Murat se promena quelques minutes à grands pas dans la chambre; puis il s’assit sur son lit et laissa tomber sa tête dans ses deux mains. Sans doute, pendant le quart d’heure où il resta ainsi absorbé dans ses pensées, il vit repasser devant lui sa vie tout entière, depuis l’auberge d’où il était parti jusqu’au palais où il était entré; sans doute, son aventureuse carrière se déroula pareille à un rêve doré, à un mensonge brillant, à un conte des Mille et une Nuits. Comme un arc-en-ciel, il avait brillé pendant un orage, et comme un arc-en-ciel, ses deux extrémités se perdaient dans les nuages de sa naissance et de sa mort. Enfin il sortit de sa contemplation intérieure et releva son front pâle, mais tranquille. Alors il s’approcha d’une glace, arrangea ses cheveux: son caractère étrange ne le quittait pas. Fiancé de la mort, il se faisait beau pour elle.

Quatre heures sonnèrent.

Murat alla lui-même ouvrir la porte.

Le général Nunziante l’attendait.

—Merci, général, lui dit Murat: vous m’avez tenu parole; embrassez moi, et retirez-vous ensuite, si vous le voulez.

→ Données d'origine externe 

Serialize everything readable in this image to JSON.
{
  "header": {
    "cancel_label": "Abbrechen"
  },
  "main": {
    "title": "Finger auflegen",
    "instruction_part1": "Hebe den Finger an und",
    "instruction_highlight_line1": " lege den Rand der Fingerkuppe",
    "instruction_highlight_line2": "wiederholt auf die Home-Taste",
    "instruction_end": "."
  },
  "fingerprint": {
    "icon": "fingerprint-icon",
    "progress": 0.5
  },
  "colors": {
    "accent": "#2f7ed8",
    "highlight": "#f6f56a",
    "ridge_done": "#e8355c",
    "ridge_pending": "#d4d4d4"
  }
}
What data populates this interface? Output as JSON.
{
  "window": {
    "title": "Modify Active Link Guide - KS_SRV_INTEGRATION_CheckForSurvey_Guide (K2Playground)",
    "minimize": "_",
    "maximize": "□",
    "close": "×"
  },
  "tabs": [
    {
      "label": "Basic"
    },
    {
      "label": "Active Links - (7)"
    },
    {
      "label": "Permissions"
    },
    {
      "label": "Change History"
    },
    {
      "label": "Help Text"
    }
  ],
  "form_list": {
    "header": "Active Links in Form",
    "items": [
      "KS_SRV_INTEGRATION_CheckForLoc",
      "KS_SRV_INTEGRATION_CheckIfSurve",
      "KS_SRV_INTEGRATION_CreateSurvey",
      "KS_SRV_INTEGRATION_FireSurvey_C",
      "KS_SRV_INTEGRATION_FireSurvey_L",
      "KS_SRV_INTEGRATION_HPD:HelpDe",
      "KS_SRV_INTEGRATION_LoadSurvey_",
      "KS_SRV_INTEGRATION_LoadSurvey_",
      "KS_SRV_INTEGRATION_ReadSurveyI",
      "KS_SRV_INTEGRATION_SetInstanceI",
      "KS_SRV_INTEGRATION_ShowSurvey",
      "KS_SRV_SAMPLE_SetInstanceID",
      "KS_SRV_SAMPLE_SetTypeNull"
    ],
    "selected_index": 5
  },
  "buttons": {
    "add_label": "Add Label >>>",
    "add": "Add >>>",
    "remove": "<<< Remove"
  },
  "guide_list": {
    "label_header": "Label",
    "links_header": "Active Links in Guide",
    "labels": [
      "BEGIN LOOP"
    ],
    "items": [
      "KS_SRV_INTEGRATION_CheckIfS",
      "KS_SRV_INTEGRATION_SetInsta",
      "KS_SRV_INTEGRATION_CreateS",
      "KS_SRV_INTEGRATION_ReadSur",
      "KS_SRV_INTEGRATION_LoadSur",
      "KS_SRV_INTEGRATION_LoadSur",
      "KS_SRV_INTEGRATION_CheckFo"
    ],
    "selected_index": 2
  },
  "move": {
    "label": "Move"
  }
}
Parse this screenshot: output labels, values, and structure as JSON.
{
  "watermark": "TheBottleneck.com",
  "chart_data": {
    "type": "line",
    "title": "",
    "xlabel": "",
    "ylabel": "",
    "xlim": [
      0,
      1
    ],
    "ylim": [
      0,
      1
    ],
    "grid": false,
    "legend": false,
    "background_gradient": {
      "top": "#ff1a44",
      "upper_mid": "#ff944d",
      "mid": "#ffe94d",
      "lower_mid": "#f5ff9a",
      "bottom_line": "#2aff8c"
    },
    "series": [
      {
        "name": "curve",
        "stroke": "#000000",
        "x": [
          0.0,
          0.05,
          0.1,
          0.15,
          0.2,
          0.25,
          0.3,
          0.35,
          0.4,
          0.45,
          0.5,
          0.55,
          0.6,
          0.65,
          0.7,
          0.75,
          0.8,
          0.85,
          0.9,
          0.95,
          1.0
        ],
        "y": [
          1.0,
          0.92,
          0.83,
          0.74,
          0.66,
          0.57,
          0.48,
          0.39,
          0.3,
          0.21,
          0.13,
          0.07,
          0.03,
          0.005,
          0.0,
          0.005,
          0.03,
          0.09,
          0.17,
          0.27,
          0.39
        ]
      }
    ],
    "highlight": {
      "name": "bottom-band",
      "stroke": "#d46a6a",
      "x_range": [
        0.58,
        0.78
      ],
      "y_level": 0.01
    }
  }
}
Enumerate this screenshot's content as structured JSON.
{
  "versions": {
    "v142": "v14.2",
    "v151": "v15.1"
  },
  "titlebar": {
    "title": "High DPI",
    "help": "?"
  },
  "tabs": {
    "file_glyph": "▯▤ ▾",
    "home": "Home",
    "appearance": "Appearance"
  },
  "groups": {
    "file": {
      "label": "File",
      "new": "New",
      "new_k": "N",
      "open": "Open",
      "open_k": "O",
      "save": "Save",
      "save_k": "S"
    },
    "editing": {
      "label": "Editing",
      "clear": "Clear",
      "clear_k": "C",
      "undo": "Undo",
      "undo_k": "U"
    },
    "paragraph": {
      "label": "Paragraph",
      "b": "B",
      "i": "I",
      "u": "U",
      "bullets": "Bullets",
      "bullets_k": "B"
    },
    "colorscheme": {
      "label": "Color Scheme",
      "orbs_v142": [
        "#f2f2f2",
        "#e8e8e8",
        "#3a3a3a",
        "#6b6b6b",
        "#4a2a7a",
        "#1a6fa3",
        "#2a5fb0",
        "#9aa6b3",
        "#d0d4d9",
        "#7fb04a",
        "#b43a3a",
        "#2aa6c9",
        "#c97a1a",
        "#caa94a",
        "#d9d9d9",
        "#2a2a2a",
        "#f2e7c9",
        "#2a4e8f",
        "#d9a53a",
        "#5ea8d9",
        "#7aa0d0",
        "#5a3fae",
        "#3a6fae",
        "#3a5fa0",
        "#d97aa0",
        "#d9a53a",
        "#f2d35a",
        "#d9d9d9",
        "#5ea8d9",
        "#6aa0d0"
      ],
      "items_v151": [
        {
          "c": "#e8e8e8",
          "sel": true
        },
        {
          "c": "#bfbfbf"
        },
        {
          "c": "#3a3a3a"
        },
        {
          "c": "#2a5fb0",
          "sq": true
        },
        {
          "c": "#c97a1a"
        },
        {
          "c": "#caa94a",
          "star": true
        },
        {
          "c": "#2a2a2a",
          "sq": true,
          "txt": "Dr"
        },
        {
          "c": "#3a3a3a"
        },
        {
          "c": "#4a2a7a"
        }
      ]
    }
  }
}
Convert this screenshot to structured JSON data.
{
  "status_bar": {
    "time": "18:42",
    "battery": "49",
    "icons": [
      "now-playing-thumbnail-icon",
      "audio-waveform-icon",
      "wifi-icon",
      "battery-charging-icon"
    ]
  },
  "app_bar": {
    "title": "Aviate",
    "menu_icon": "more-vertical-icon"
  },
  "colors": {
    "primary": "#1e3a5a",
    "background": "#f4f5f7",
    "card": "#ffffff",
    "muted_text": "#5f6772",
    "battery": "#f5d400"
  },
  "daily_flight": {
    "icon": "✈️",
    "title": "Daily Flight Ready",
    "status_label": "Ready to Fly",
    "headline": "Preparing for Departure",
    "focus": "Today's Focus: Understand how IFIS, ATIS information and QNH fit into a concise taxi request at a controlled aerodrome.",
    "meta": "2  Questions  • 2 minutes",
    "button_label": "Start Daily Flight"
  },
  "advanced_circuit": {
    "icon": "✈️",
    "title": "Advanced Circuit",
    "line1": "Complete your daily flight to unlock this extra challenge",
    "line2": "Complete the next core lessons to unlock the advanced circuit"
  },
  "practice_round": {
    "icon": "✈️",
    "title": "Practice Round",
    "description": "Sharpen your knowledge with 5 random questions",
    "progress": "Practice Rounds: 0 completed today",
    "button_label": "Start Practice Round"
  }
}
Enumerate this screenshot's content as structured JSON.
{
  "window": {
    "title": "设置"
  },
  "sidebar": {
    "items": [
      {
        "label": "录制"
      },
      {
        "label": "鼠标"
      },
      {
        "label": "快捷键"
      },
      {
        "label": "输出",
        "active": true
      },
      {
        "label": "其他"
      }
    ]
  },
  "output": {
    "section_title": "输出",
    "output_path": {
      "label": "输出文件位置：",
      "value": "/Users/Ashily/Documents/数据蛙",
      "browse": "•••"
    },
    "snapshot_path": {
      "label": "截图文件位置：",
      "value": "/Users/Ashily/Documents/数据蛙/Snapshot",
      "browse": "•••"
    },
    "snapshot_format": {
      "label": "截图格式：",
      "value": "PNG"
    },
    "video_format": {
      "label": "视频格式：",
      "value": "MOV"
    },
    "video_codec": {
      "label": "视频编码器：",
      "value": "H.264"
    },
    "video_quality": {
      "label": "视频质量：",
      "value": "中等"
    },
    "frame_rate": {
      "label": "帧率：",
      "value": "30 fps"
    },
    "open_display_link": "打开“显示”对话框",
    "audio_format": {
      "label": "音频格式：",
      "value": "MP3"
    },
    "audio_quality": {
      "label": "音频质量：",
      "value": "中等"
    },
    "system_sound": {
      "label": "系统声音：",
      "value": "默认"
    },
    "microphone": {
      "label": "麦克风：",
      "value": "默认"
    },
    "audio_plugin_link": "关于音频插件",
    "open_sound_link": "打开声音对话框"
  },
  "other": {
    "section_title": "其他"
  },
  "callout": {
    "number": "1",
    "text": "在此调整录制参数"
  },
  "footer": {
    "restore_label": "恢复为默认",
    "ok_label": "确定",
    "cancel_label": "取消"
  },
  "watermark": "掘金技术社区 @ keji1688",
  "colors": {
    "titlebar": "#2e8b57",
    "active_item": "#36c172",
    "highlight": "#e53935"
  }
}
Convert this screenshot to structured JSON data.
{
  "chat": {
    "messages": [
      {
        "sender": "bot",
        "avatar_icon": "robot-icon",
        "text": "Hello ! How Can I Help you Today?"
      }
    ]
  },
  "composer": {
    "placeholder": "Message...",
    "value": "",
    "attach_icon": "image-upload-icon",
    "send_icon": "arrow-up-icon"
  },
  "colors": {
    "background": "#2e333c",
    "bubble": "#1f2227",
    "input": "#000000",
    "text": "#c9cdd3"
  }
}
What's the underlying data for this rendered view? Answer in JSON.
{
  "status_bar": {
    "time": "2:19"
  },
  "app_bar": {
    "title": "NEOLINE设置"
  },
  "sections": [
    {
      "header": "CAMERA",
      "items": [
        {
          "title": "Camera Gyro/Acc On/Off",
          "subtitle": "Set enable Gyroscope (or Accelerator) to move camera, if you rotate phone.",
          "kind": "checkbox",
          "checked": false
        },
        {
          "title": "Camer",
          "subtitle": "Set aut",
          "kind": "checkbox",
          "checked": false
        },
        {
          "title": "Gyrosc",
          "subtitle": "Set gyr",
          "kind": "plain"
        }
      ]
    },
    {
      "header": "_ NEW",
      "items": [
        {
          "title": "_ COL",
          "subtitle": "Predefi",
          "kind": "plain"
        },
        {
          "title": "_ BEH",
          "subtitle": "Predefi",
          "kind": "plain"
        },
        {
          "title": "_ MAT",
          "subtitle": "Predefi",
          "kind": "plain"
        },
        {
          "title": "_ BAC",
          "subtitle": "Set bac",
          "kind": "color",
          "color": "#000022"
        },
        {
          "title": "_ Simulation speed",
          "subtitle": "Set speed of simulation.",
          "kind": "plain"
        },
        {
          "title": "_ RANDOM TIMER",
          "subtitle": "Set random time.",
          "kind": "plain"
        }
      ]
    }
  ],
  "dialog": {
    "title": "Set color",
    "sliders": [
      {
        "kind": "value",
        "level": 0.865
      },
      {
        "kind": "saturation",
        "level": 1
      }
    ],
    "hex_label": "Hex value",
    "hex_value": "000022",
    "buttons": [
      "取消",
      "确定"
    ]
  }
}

Le général se jeta dans les bras du roi en pleurant et sans pouvoir prononcer une parole:

—Allons, du courage, lui dit Murat; vous voyez bien que je suis tranquille.

C’était cette tranquillité qui brisait le courage du général! il s’élança hors du corridor et sortit du château en courant comme un insensé.

Alors le roi marcha vers la cour: tout était prêt pour l’exécution. Neuf hommes et un caporal étaient rangés en ligne devant la porte de la chambre du conseil. Devant eux était un mur de douze pieds de haut; trois pas avant ce mur était un seuil d’un seul degré: Murat alla se placer sur cet escalier, qui lui faisait dominer d’un pied à peu près les soldats chargés de son exécution. Arrivé là, il tira sa montre, baisa le portrait de sa femme, et les yeux fixés sur lui, il commanda la charge des armes. Au mot feu! cinq des neuf hommes tirèrent: Murat resta debout. Les soldats avaient eu honte de tirer sur leur roi; ils avaient visé au-dessus de sa tête.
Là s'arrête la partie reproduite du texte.